For them the long, rocky 900 kilometre journey to the Syrian capital is a far safer option. “Damascus is nearer to us than Baghdad despite the odds on the long journey,” says Mohammed Jayad, a trader from Fallujah, once a hotbed of Sunni rebels fighting US forces after the toppling of Saddam Hussein.


“Actually it should be the other way, but Baghdad has turned into a far-fetched dream or rather a Bermuda triangle,” he said referring to the mysterious region in the Atlantic Ocean where ships and planes are said to disappear without explanation.


Many districts of Baghdad, the epicentre of Iraq’s violence, have become virtual death traps for Sunni Arabs as rampaging Shia militias storm districts and neighbourhoods, killing and kidnapping members of the formerly ruling sect. Despite a massive security operation since mid-June by US and Iraqi forces, hundreds and hundreds of Baghdadis are killed each week, some kidnapped and shot execution-style, some blown apart in car bombs some caught in crossfire between security forces and militia groups.


The deadly sectarian carnage has deeply affected the Sunni Arabs from Fallujah who once bore the brunt of fighting between Iraq’s raging insurgency and US forces, who stormed the town in November 2004 and sent its nearly 250,000 inhabitants fleeing.


Fallujah has now emerged as a relatively peaceful town in the otherwise flashpoint Anbar province and residents say they now want to get on with their lives-and avoid Baghdad at all cost. Hadi Jassim, a Sunni Arab, takes his ailing son, who suffers from cancer, for treatment at a hospital in Damascus. “My son perodically needs physiotherapy.

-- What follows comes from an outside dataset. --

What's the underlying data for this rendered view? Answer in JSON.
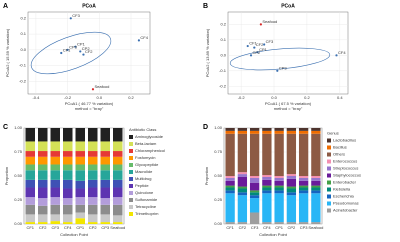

I used to take him to Baghdad regularly until a nurse told me to stop visiting,” Hadi told AFP. “I had no option but to go abroad. I tried to go to Amman but was not allowed to cross the border, so I left for Syria and had the first session there despite the costs-which were higher than in Baghdad.” While Jassim and others like him return to Iraq after completing their missions, many tens of thousands of other Iraqis simply stay put once they have crossed the border.


The UN High Commissioner for Refugees estimates that there are at least 600,000 Iraqi refugees in Syria and that their numbers are swollen by 2,000 new arrivals every day. Fallujah’s traders, meanwhile, find it easier to import goods from Syria than from Baghdad. The number of checkpoints on the highway to Baghdad and incidents such as the massacre by Shia militias in the capital’s Jihad neighbourhood of more than 40 Sunnis travelling by bus in July have made people reluctant to head to the violence-wracked city.


Traders have now decided to come together and order bulk imports from Damascus. The goods are then supplied to smaller markets across Fallujah and nearby regions. “Fallujah has become the trade hub for many neighbouring regions. We no longer need big trade centres like Baghdad,” Jayad said. Some goods they import are finding their way to Baghdad through a two-step process in which they are transported to wholesale zones near Abu Ghraib from where another group of traders picks them up and take them on to the capital. A truck driver who regularly transports goods to Abu Ghraib, on the outskirts of Baghdad, said they dare not enter the capital. “The job of the drivers ends there as they can’t proceed because they come from a certain sect,” he said, speaking on condition of anonymity.